Con la WWB sono scomparse le vecchie regole nazionali sul lavoro sussidiato assieme ai loro diritti e condizioni. I lavoratori devono accontentarsi di peggiori regole comunali che sono ancora molto vaghe. Ciò significa, tra l’altro, che i salari sono più bassi, i contratti di lavoro più brevi, e che il lavoro adeguato è scomparso. Una delle conseguenze è che i lavoratori si trovano di nuovo di fronte ad una situazione a “porta girevole”: per un breve periodo un sussidio, poi un lavoro a tempo determinato, poi un praticantato, poi di nuovo un sussidio, ecc. Per i sindacati e i consigli di fabbrica è stato sempre molto difficile organizzare i lavoratori sussidiati, che sono un gruppo continuamente mutante e sparpagliato. Ciò diventa ancora più difficile con la nuova legge.

5. La lotta è necessaria per costruire una alternativa sociale

Dati i molti problemi che affliggono i disoccupati di lungo periodo, un lavoro sussidiato è talvolta una buona (temporanea) soluzione. Ma il compito del sindacato è quello di trovare assieme ad altri una vera soluzione che sia nell’interesse dei lavoratori. Ciò significa tra l’altro una lotta per una ulteriore riduzione del tempo di lavoro senza una diminuzione del salario e con una equa ridistribuzione delle funzioni e una lotta contro la politica neoliberale di tagli di bilancio, privatizzazioni, e smantellamento della previdenza sociale. La società ha bisogno di molti nuovi lavori, ben pagati, con buone condizioni di lavoro, nella pubblica istruzione, nei trasporti pubblici, nella salute, e nell’edilizia.

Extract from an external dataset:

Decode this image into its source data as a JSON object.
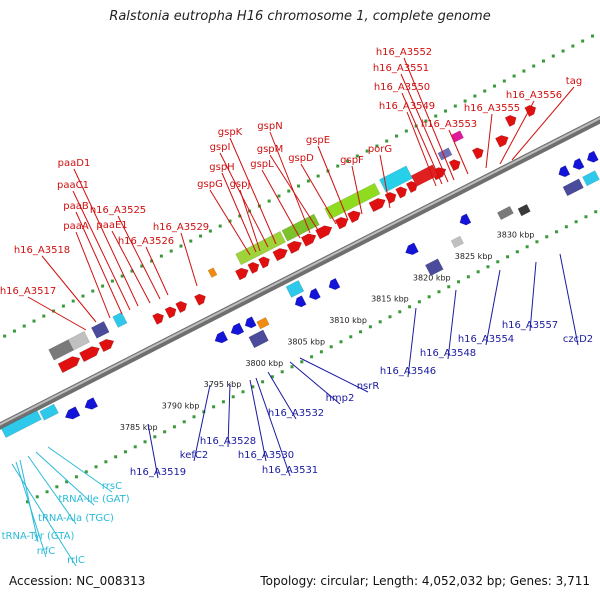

[1] Si veda l’articolo di H.Boot sul modello ‘polder’: Il modello sindacale Olandese, Proteo, Maggio-Agosto, 2002, No.2.

[2] Stuart Tannock, in Roulleau-Berger, 2003.

[3] Wiemer Salverda, Jeugdwerkeloosheid revisited: terug nar de jaren tachtig? Tijdschrift voor Arbeidsvraagstukken, 2003, Nr.4.

[4] Jaco Dagevos, Op de golven van de conjunctuur. De werkeloosheid onder minderheden en ontwikkelingen in het beleid, Tijdschrift voor arbeidsvraagstukken,, 2003-19, No.4

[5] Organisatie voor Strategish Arbeidsmarktonderzoek.

[6] L’OCSE ha constatato, all’inizio degli anni 1980, paura, mancanza di sicurezza e frustrazione nei giovani a causa della disoccupazione. “La persistenza della disoccupazione e del sotto-impiego in una grande parte della popolazione potrebbe distruggere il tessuto social della nostra civilizzazione”.

[7] Si vedano su questo punto anche gli articoli di Eric Verdier e Frank Braun in Laurence Roulleau-Berger, Youth and work in the Post-Industrial City of Nort-America and Europe, Brill, Leiden, 2003. si veda anche: Rapportage Jeugd 2000, redazione di K.Wittebrood e Keuzenkamp, Social en Cultureel Planbureau.